Batman stared at the screen, his eyes starting to glaze over. He’d been working for what felt like an eternity, but knew he had to resist the tempting trap his nemesis had left for him. A purple and green iPad, conspicuously placed next to the computer so that Batman couldn’t possibly miss it. Despite the relief and mystery promised by the device, Batman knew he couldn’t give up on his work. He only had a few more minutes before it’d all be over…
Researchers have found that, unfortunately, even Batman, or a child emulating him, can’t resist temptation for long. A study looking at the perseverance of four- to six-year-olds actually found that nobody can resist an iPad for too long, especially if it’s loaded with games. However, by getting helping kids establish different mental contexts for themselves, such as pretending to be Batman, researchers found that kids can extend the limits of their self-control.
In this experiment, 180 kids were all asked to work at an intentionally dull task for ten minutes in a room by themselves. That might be tough on its own, but to really test kids’ self-control, an iPad was left for them as well, creating a strong temptation to give up on their boring assignment. The iPad eventually grabbed the attention of every participant, but the prompts each child was given before and during the ten-minute test period made a big difference in how long kids could stay on task.
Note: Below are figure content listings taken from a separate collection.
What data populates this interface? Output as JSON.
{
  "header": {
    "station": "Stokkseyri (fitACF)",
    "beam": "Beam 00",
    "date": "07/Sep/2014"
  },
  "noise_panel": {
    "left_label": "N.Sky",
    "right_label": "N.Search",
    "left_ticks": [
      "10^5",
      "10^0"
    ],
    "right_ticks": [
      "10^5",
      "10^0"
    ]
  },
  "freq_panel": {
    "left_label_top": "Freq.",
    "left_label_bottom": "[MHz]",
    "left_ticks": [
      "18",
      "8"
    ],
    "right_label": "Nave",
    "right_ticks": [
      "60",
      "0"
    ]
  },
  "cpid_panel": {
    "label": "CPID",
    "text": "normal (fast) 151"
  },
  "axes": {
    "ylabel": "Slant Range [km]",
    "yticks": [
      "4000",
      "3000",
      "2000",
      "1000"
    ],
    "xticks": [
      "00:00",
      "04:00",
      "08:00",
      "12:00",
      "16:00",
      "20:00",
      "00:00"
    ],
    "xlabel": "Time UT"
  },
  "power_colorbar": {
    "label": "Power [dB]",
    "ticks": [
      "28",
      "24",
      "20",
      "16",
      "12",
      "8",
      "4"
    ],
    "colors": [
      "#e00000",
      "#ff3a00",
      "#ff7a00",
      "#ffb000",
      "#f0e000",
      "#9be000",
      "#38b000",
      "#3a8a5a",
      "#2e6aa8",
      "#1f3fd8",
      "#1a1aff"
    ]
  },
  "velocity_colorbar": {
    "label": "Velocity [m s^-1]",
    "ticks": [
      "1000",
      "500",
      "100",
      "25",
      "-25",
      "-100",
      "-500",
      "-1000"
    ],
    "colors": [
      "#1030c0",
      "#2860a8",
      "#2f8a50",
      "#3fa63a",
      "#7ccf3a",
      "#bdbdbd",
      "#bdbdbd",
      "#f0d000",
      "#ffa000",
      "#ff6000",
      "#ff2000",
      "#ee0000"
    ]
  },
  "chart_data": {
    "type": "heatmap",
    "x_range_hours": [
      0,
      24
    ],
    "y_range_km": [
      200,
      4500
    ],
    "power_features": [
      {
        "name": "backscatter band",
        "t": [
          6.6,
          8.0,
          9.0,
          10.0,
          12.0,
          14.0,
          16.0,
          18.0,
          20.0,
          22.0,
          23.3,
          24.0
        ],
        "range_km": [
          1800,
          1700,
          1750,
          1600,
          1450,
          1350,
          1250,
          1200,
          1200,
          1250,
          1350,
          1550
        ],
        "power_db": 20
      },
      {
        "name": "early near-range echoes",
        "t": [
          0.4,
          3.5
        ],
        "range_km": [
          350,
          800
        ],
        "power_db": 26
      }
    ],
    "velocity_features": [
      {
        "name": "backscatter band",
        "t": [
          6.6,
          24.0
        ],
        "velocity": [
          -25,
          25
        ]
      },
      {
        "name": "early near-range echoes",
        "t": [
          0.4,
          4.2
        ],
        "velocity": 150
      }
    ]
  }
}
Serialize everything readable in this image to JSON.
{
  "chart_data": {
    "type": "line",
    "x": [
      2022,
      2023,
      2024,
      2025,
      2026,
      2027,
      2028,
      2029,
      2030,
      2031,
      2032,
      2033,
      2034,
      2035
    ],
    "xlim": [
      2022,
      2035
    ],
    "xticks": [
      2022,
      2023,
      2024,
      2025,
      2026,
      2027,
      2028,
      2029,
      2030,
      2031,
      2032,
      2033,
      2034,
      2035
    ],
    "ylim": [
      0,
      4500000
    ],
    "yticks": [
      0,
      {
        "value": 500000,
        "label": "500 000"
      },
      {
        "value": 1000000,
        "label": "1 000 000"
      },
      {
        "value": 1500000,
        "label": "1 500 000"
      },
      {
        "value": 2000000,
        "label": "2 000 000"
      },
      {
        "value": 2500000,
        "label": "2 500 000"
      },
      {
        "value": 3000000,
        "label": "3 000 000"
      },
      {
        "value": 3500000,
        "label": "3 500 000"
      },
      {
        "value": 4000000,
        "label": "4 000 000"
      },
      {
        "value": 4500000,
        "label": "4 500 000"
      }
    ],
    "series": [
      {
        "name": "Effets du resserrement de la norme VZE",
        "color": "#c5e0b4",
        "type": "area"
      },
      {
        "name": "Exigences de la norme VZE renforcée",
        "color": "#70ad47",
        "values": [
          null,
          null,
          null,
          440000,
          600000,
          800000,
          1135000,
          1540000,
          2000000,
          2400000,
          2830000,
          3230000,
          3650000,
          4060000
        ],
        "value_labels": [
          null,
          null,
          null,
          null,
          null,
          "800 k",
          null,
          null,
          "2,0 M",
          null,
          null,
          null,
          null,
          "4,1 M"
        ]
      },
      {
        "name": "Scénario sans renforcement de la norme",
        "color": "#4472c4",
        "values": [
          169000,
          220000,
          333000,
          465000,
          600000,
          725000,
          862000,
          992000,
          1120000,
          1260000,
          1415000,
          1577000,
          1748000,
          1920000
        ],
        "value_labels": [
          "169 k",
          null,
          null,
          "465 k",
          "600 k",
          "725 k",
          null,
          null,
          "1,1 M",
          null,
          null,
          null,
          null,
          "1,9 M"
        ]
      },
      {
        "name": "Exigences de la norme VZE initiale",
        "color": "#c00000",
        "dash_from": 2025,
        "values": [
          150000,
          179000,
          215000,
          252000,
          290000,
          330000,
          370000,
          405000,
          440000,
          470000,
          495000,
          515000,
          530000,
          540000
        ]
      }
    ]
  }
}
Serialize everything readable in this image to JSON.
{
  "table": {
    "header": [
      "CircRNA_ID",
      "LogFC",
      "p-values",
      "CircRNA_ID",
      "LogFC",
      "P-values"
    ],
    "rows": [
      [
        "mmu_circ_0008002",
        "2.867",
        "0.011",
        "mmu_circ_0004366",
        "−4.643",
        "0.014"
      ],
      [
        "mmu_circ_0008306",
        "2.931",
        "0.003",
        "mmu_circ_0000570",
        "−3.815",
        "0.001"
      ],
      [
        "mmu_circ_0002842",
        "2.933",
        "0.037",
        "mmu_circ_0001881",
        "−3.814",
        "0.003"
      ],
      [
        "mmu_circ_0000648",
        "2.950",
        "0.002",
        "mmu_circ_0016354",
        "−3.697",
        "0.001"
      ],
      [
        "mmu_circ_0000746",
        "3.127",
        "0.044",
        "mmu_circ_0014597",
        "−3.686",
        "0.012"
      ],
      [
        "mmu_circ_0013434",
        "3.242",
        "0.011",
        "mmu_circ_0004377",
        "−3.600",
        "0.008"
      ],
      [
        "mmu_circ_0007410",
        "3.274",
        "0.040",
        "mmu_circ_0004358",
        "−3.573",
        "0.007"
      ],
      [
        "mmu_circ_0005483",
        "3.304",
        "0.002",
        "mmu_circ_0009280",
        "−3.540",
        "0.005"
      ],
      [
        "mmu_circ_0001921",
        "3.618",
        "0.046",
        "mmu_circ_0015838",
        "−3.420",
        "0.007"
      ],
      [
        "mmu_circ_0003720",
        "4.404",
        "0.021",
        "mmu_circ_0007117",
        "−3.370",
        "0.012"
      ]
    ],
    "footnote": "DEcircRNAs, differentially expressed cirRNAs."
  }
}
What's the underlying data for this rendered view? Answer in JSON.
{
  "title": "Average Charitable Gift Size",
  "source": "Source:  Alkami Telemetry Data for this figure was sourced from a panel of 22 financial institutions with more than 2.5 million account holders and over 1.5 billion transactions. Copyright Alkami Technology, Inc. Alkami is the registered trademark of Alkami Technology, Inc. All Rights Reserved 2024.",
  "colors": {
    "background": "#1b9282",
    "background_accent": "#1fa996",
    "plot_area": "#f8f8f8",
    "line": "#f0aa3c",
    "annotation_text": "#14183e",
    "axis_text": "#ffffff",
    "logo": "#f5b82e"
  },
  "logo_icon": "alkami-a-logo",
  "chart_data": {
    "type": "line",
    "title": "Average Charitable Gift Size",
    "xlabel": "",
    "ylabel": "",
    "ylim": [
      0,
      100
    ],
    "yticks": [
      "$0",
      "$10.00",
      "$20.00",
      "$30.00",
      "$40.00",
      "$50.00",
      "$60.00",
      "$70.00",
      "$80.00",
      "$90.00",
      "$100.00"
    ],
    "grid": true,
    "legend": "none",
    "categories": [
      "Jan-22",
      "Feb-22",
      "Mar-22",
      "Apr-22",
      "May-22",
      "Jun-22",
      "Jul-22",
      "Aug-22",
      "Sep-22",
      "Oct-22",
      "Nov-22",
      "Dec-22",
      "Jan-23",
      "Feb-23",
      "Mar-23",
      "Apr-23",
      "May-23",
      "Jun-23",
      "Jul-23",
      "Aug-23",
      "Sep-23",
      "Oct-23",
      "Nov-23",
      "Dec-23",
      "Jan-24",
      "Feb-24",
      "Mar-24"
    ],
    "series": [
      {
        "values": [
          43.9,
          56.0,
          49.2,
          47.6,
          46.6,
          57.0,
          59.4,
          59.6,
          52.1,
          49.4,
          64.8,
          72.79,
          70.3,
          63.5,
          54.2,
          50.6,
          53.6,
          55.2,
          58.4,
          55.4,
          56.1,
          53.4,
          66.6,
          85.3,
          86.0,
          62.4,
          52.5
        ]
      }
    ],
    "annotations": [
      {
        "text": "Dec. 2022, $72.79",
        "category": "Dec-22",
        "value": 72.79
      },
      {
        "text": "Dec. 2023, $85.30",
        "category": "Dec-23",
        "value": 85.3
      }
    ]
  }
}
Strategies to stick with a tiresome task
While every child had been told that the boring task was important, the first group was also instructed to ask themselves if they felt they were working hard as time progressed. That question wasn’t terribly inspiring, and these kids spent more time, over six minutes, using the iPads instead of doing their work. The second group of kids was told to do the same thing, but from a third-person perspective. Instead of asking “am I working hard,” they needed to ask “is [child’s name] working hard?” This strategy is called “self-distancing,” based on the idea that if kids could mentally remove themselves from the situation, and the probably enjoyment of the iPad in particular, it would be easier to ignore that temptation.
The third group not only did some “self-distancing,” but were told to adopt a whole other person’s persona while they worked. Kids were prompted to emulate Batman, Rapunzel, Dora the Explorer, or Bob the Builder, then given a costume piece to help them really get into their role. While they worked, they were reminded to ask “Is Batman working hard?” to which the answer was often (but not always) “yes!” Unfortunately, the experiment didn’t offer a fourth round of characters that were more neutral in the kids eyes (“Is Mommy’s coworker working hard?”) so it’s hard to say how much of the increased focus was due to emulating a character’s imagined work-ethic, and how much was the self-distancing effect. However, since even speaking of one’s self in the third-person made some improvements in kids’ work-times, it’s safe to assume that getting out of one’s own shoes helped keep the iPads out of kids’ hands.
My third-grader asked: Did they do this with older kids? I would have wanted them to ask us to be Harry Potter.
The kids were between ages four and six, which was pretty significant. The six-year-olds naturally did better on the boring task, holding out for five minutes on average, versus the two-and-a-half minutes four-year-olds worked.
Also, Harry Potter? Not Hermione, the hardest working character in the Potterverse? Really?